Somehow he got off his leash, I looked first in the river because he lived for water yet he was no where to be seen. Then I heard him approach from the nearby bushes with an object in his mouth. I thought "here we go again" because he'd often return with chewing on something half decayed and smelly and it would be impossible to get it from him. When he approached I saw that he had a huge bull frog in his mouth and the closer he got to me the more vigorously he chewed. I backed away because it was his habit that once I approached him he'd gobble whatever nefarious thing down with barely a chew as fast as he could. I figured the frog was dead by now but I didn't want him swallowing it and getting sick. (he already drained our bank account once with emergency surgery to remove a rubber duck from his intestine)
I backed away hoping he'd lose interest and drop it. He didn't and a few minutes later he returned to his humans, empty mouthed and happy. I went back to the place where he was last seen with the frog and found remnants of the bull frog scattered around the area.

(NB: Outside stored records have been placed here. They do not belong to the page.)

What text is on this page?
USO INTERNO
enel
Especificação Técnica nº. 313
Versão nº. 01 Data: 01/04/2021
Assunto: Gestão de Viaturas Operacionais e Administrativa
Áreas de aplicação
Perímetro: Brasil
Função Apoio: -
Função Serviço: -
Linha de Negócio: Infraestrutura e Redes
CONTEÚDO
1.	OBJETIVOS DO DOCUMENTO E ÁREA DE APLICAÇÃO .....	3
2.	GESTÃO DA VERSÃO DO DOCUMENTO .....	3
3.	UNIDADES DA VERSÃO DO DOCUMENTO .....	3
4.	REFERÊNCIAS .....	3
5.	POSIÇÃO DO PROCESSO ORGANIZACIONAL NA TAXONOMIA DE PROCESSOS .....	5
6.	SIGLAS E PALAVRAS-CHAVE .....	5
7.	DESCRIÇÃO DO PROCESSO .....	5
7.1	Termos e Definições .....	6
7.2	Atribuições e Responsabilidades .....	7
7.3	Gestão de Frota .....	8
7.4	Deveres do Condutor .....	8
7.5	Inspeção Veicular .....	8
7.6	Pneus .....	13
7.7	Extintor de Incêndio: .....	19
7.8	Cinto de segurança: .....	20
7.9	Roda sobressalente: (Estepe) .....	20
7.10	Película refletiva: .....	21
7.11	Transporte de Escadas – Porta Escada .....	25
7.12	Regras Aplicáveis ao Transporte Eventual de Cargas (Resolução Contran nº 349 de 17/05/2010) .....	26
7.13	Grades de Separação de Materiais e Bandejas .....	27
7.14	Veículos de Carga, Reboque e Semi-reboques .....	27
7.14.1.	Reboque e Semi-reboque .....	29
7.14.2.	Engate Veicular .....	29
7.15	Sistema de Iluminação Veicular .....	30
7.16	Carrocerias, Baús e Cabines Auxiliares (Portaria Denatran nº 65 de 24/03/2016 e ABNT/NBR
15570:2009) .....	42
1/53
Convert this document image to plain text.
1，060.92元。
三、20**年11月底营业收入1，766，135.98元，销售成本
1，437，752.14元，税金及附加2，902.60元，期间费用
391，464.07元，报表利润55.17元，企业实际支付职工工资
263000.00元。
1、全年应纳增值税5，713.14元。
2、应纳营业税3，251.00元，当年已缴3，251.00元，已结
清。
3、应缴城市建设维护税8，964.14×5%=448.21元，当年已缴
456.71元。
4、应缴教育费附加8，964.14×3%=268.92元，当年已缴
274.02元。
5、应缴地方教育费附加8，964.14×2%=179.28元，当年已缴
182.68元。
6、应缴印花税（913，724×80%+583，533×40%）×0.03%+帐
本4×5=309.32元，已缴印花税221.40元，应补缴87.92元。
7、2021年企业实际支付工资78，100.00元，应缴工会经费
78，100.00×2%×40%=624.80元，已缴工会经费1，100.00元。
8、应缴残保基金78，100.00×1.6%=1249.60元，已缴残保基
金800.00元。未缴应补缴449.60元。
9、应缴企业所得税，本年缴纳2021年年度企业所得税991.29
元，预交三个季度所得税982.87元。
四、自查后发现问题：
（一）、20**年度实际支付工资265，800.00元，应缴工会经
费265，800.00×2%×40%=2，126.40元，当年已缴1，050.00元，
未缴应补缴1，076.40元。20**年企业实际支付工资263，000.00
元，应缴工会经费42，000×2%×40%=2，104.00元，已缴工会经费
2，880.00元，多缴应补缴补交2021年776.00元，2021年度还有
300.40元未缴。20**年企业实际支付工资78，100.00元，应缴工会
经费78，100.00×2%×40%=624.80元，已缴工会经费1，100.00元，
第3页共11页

To my relief, the frog in question was just a rubber toy that some kid lost and my dog found. It was so realistic that it had me fooled and I then realized it was the squeaker in the toy that he was after. The same squeaker that was in the rubber duck that we had surgically removed a few years previous.

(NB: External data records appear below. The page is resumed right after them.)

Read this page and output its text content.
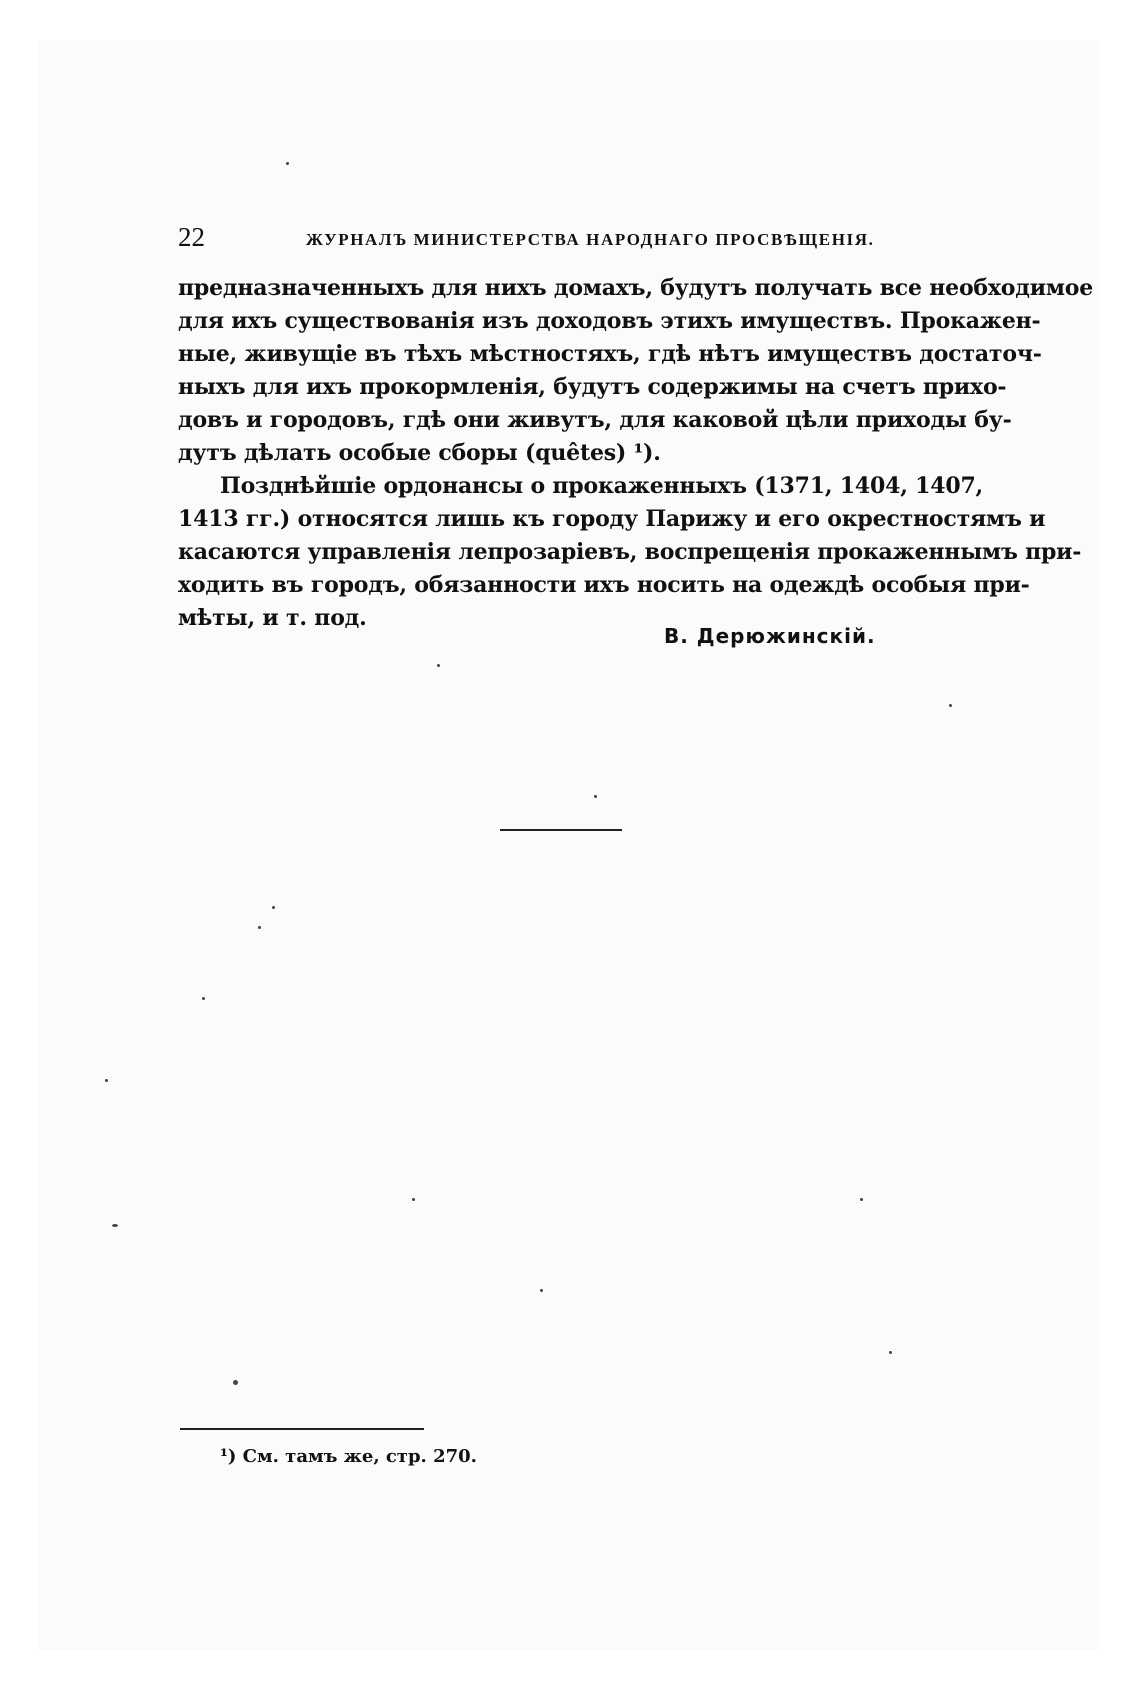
22	ЖУРНАЛЪ МИНИСТЕРСТВА НАРОДНАГО ПРОСВѢЩЕНІЯ.
предназначенныхъ для нихъ домахъ, будутъ получать все необходимое
для ихъ существованія изъ доходовъ этихъ имуществъ. Прокажен-
ные, живущіе въ тѣхъ мѣстностяхъ, гдѣ нѣтъ имуществъ достаточ-
ныхъ для ихъ прокормленія, будутъ содержимы на счетъ прихо-
довъ и городовъ, гдѣ они живутъ, для каковой цѣли приходы бу-
дутъ дѣлать особые сборы (quêtes) ¹).
Позднѣйшіе ордонансы о прокаженныхъ (1371, 1404, 1407,
1413 гг.) относятся лишь къ городу Парижу и его окрестностямъ и
касаются управленія лепрозаріевъ, воспрещенія прокаженнымъ при-
ходить въ городъ, обязанности ихъ носить на одеждѣ особыя при-
мѣты, и т. под.
В. Дерюжинскій.
¹) См. тамъ же, стр. 270.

In the beginning, I didn't know that it was just a toy frog. I was tempted to grab the legs and body of the frog but that would have made him more aggressive and I didn't want be left holding frog parts. In the end, the frog was not real yet the experience remains after all these years.
The older I get the more I realize that I can't predict where ideas will come from and with a few years behind me I have a rich history to draw upon. The experiences from the past that leave long lasting impressions, from the books I read, to graduate school to relationships and the mundane, are the ones that I pay attention to and turn into a sculpture. The education of an artist consists of everything.
Over the next week or so, I'm going to highlight five more sculptures that make up the new direction my work is taking. I will also discuss the Stirrup Spout that's in the frog's mouth. An idea that I have visited from time to time in the past.